Al-Hikam Pasal 59: Besar Kecilnya Dosa

لَا يَعْظُمُ الْذَّنْبُ عِنْدَكَ عَظَمَةً تَصُدُّكَ عَنْ حُسْنِ الْظَّنِّ بِالْلَّهِ تَعَالَىْ؛ فَإِنَّ مَنْ عَرَفَ رَبَّهُ اسْتَصْغَرَ فِيْ جَنْبِ كَرَمِهِ ذَنْبُهُ

"Janganlah membesarkan dosa (dengan suatu) kebesaran (tertentu) di sisimu, (sedemikian rupa sehingga) menghalangimu dari berprasangka baik kepada Allah Ta'ala; karena sesungguhnya barangsiapa mengenal Rabb-nya, maka ia akan menganggap kecil dosanya di sisi kemuliaan-Nya."

Syarah

Ini adalah tentang sesuatu di sisi kita. Apa yang ada di sisi kita, bisa amal baik, bisa amal buruk. Apa yang di sisi makhluk, dibawa ke sisi Allah. Kalau apa yang ada di sisi kita, kemudian kita membesar-besarkannya, itu malah menjadi tidak melihat Allah sebagai Dzat Yang Maha Pengampun.

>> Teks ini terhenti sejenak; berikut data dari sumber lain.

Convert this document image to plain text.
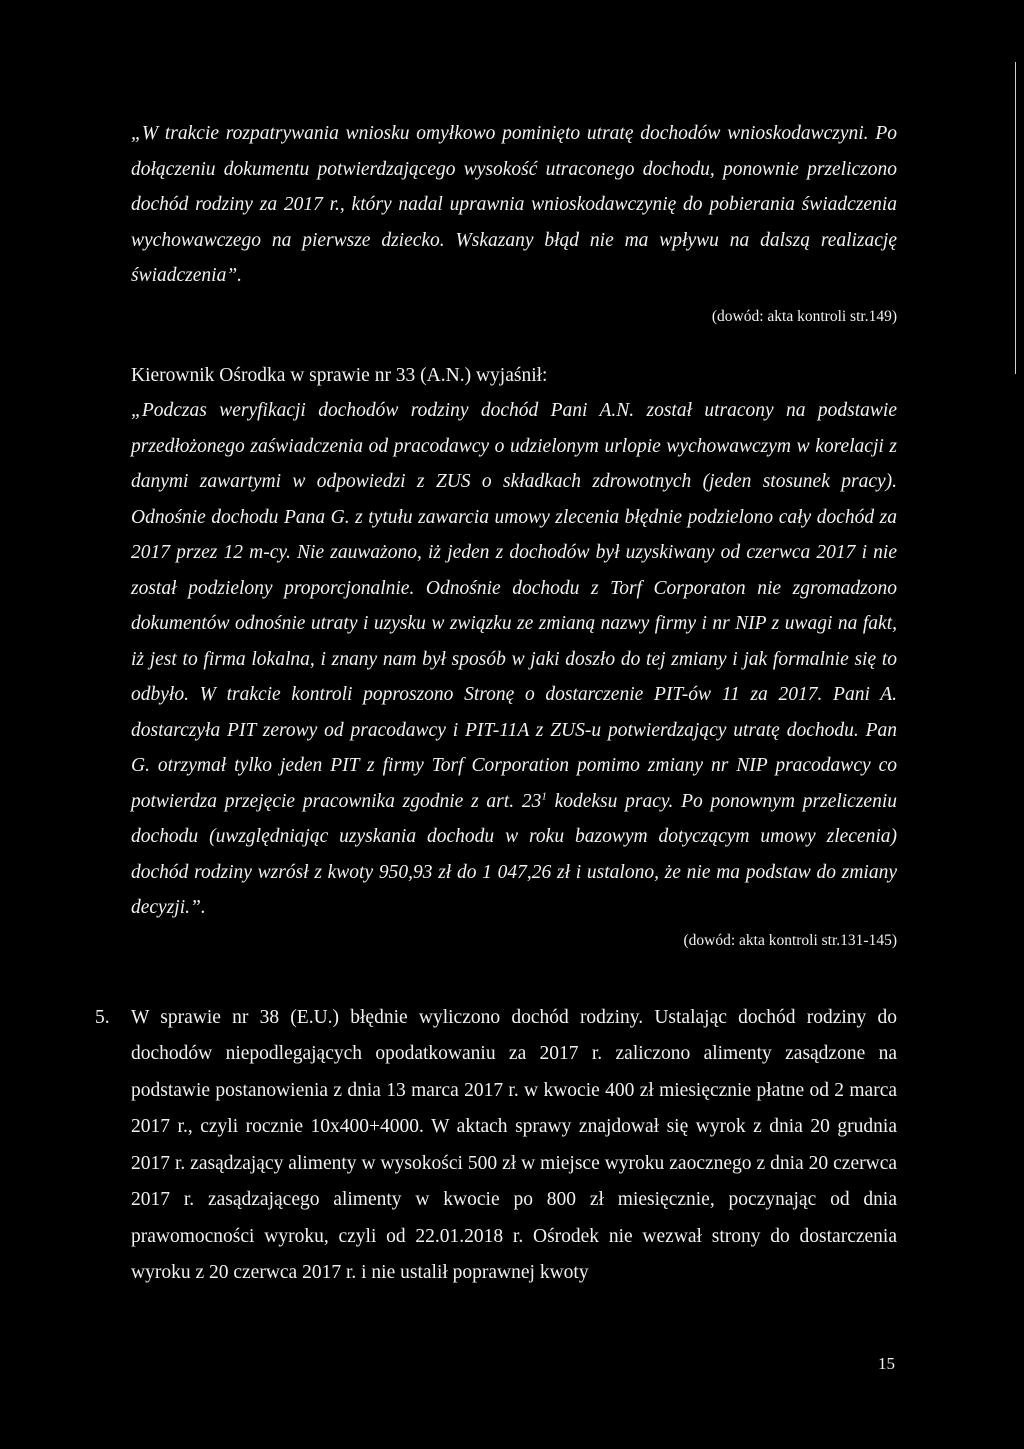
„W trakcie rozpatrywania wniosku omyłkowo pominięto utratę dochodów wnioskodawczyni. Po dołączeniu dokumentu potwierdzającego wysokość utraconego dochodu, ponownie przeliczono dochód rodziny za 2017 r., który nadal uprawnia wnioskodawczynię do pobierania świadczenia wychowawczego na pierwsze dziecko. Wskazany błąd nie ma wpływu na dalszą realizację świadczenia”.

(dowód: akta kontroli str.149)

Kierownik Ośrodka w sprawie nr 33 (A.N.) wyjaśnił:

„Podczas weryfikacji dochodów rodziny dochód Pani A.N. został utracony na podstawie przedłożonego zaświadczenia od pracodawcy o udzielonym urlopie wychowawczym w korelacji z danymi zawartymi w odpowiedzi z ZUS o składkach zdrowotnych (jeden stosunek pracy). Odnośnie dochodu Pana G. z tytułu zawarcia umowy zlecenia błędnie podzielono cały dochód za 2017 przez 12 m-cy. Nie zauważono, iż jeden z dochodów był uzyskiwany od czerwca 2017 i nie został podzielony proporcjonalnie. Odnośnie dochodu z Torf Corporaton nie zgromadzono dokumentów odnośnie utraty i uzysku w związku ze zmianą nazwy firmy i nr NIP z uwagi na fakt, iż jest to firma lokalna, i znany nam był sposób w jaki doszło do tej zmiany i jak formalnie się to odbyło. W trakcie kontroli poproszono Stronę o dostarczenie PIT-ów 11 za 2017. Pani A. dostarczyła PIT zerowy od pracodawcy i PIT-11A z ZUS-u potwierdzający utratę dochodu. Pan G. otrzymał tylko jeden PIT z firmy Torf Corporation pomimo zmiany nr NIP pracodawcy co potwierdza przejęcie pracownika zgodnie z art. $23^1$ kodeksu pracy. Po ponownym przeliczeniu dochodu (uwzględniając uzyskania dochodu w roku bazowym dotyczącym umowy zlecenia) dochód rodziny wzrósł z kwoty 950,93 zł do 1 047,26 zł i ustalono, że nie ma podstaw do zmiany decyzji.”.

(dowód: akta kontroli str.131-145)

5. W sprawie nr 38 (E.U.) błędnie wyliczono dochód rodziny. Ustalając dochód rodziny do dochodów niepodlegających opodatkowaniu za 2017 r. zaliczono alimenty zasądzone na podstawie postanowienia z dnia 13 marca 2017 r. w kwocie 400 zł miesięcznie płatne od 2 marca 2017 r., czyli rocznie 10x400+4000. W aktach sprawy znajdował się wyrok z dnia 20 grudnia 2017 r. zasądzający alimenty w wysokości 500 zł w miejsce wyroku zaocznego z dnia 20 czerwca 2017 r. zasądzającego alimenty w kwocie po 800 zł miesięcznie, poczynając od dnia prawomocności wyroku, czyli od 22.01.2018 r. Ośrodek nie wezwał strony do dostarczenia wyroku z 20 czerwca 2017 r. i nie ustalił poprawnej kwoty

15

Pengetahuan kita yang sedikit tentang Allah Ta’ala, bisa membuat kita menjadi menggampangkan berbuat dosa, di sisi lain juga bisa membuat orang menjadi tidak melihat sifat Allah yang lain hingga kemudian berputus asa dari rahmat Allah—karena sebuah dosa (kejatuhan).

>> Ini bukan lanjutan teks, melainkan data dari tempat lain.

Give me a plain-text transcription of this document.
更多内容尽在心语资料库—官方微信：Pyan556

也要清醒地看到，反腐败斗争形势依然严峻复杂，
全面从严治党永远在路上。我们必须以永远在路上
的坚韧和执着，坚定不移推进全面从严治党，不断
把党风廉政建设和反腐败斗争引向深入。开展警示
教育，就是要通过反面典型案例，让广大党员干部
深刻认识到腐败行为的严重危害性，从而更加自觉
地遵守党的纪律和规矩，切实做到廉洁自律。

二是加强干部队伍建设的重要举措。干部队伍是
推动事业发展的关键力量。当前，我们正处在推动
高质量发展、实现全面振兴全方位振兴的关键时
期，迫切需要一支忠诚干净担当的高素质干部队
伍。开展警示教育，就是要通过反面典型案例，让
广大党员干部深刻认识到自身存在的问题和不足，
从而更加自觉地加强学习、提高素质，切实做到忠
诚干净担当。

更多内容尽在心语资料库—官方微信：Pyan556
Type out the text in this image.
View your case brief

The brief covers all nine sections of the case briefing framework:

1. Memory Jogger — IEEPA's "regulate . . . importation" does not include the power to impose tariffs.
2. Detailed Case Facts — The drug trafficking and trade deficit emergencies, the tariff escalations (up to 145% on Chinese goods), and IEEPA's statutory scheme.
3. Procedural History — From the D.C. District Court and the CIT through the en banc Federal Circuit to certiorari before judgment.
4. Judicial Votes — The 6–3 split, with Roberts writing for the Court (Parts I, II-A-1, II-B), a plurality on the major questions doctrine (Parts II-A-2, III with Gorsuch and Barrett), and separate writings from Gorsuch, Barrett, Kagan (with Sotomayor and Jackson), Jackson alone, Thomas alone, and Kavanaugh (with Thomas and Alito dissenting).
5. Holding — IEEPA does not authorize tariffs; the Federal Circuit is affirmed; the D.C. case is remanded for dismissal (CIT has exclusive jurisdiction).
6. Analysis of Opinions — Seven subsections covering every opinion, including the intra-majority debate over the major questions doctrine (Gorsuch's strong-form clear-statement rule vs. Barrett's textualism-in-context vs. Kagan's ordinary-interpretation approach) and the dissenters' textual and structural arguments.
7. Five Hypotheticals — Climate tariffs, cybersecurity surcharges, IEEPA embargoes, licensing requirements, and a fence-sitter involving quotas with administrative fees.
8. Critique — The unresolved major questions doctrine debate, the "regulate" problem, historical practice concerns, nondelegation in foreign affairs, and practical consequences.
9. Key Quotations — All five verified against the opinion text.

Manusia adalah tempat salah dan khilaf dalam arti yang sesungguhnya, yang dipasangkan dengan sifat Allah yang hadir dengan sifat Cinta Kasih dan Penuh Pemaafan. Allah Ta’ala hadir dengan sifat Cinta Kasih, lagi Maha Pengampun. Itu adalah pasangannya. Manusia sebagai tempat berbuat salah, dan Allah dengan sifat Cinta Kasih-Nya.

Adapun semakin tinggi maqam seseorang, maka akan semakin sensitif terhadap konsekuensi dosa. Menjadi sensitif terhadap hukuman Allah Ta’ala. Siapa yang maqamnya lebih tinggi, mesti waspada, mesti hati-hati terhadap perbuatan-perbuatannya.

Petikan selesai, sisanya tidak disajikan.